Originally, I paged the first megabyte to itself and paged 0x00100000 to 0xC0100000. This makes the hardware exposed in low memory easy to access, ensures my first page tables are mapped in, etc, and it ensures the symbols in the kernel were all mapped in. And, then I set up paging and….crash. Why? Well, because I’m already running my code at 0x00100000…which is in the second megabyte. The address of the current instruction was not mapped to anything! So, once paging was turned on, my own code became inaccessible. In the end, I ended up deciding to map the first four megabytes to themselves. I’ll want to clean that out eventually, but for initialization, it’s something I can live with. So, this was enough to get me into the ArcanOS kernel proper, but then…crash. What was it this time? Well…GRUB put the multiboot info struct below 0xC0100000, so that wasn’t mapped in. Again, just to keep the bases covered, I mapped the first four megabytes to the address space starting at 0xC0000000. This does mean there are currently two ways to access the same 4MB of memory, but it gets ArcanOS up and booting, and there should be some easy ways to clean this up.

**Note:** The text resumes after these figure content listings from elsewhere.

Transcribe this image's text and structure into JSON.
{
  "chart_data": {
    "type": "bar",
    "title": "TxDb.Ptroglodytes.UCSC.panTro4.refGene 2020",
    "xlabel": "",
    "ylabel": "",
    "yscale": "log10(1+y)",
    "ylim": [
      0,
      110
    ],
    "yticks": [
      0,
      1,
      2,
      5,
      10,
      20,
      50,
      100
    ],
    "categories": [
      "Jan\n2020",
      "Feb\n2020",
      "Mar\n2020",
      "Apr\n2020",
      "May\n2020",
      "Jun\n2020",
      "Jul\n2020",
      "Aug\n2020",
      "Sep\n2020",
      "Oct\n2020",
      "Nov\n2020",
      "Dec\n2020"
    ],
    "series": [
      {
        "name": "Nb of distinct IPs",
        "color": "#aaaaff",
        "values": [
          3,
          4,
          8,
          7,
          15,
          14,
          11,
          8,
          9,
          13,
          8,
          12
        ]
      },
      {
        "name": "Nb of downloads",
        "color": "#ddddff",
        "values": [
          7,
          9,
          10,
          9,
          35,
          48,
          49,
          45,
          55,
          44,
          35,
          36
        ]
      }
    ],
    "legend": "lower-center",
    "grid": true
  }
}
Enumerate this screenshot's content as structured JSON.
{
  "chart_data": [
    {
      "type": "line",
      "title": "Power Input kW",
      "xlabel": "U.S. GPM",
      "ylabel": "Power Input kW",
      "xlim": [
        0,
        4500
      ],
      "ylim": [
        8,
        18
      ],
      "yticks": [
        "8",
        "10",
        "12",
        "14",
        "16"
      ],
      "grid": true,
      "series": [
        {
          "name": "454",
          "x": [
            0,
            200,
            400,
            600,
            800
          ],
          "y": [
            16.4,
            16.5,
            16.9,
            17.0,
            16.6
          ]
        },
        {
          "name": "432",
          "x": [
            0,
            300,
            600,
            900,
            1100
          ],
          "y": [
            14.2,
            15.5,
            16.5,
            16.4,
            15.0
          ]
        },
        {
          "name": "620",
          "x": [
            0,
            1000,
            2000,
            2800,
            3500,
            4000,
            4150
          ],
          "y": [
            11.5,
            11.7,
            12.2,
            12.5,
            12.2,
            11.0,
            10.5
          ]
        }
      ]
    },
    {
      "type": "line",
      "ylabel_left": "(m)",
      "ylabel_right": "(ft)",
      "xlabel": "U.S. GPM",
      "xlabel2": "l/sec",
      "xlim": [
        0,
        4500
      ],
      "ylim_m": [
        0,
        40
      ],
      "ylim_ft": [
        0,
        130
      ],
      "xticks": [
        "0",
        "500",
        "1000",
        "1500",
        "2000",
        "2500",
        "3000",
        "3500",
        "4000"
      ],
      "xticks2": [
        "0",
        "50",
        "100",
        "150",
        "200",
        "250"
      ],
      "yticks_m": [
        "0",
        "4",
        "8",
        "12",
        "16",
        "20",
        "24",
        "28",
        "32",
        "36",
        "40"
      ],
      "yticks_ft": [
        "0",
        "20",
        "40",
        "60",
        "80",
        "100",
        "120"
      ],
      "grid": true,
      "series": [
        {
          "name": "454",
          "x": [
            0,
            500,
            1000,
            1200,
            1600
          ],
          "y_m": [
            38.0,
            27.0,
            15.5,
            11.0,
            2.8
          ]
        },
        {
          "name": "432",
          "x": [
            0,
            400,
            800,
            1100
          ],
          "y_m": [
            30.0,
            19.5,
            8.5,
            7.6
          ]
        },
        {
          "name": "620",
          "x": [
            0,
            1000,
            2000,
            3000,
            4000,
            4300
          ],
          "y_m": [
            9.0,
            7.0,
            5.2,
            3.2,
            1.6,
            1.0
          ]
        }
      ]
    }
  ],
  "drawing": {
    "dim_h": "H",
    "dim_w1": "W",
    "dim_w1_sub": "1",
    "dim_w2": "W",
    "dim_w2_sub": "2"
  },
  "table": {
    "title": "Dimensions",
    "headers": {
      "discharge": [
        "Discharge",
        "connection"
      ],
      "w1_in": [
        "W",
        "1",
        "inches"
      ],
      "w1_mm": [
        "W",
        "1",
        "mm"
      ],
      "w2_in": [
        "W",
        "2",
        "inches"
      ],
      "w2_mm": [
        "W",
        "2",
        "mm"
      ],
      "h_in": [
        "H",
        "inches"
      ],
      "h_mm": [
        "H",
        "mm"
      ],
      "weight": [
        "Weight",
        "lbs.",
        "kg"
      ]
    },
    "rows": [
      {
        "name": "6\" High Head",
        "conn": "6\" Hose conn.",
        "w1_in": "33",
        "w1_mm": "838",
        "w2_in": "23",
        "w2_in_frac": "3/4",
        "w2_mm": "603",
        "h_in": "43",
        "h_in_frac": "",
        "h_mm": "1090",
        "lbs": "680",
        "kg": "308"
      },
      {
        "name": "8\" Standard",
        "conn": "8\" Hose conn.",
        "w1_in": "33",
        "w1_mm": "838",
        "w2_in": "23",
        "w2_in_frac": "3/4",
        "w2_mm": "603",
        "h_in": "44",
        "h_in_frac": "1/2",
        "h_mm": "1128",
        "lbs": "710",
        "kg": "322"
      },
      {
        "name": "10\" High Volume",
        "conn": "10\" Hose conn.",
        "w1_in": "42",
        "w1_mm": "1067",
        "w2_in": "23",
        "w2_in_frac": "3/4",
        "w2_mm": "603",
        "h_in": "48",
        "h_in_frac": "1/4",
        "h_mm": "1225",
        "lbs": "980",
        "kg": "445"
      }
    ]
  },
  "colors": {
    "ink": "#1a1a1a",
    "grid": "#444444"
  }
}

Technically, with this view of memory, ArcanOS would have run just like the GDT trick was still being used, but I still did due diligence and I went through and stopped referring to addresses as being relative to KERNBASE. My word of advice to any OS hobbyist who’s starting out– I really encourage you to consider doing rudimentary paging right from the start. If you don’t, you’re going to get married to an address management scheme you’re likely to throw away later, and if you’ve been using it for a while, then it’ll take a harder portage effort to get off of it. Just page your memory in from the get go. If you’re using GRUB, even more to the point, because GRUB already set up the GDT for you to use paging with a flat memory model. The biggest concern I had with setting up paging was that it looked hard at a time when I just wanted to get a kernel booting and doing some interesting things. In reality, I was able to sling together a C function which would set up the page tables, and this made things very easy indeed. Don’t get into using segmentation. If you do, it’ll be a long, hard road getting back out.
So, from here, what I really need to do is clean up the paging a little bit. Once I’m jumped into the kernel, I can stop identity-paging the first 4MB. I also want to map only enough pages to hold the kernel. Also, I don’t see a good reason to link the kernel at 0xC01000000 any more, since doing that was mostly to make the GDT trick a little bit simpler. I have a good map of physical memory thanks to GRUB and I can make and manipulate pages, so this is everything the memory manager needs to be pretty full-featured.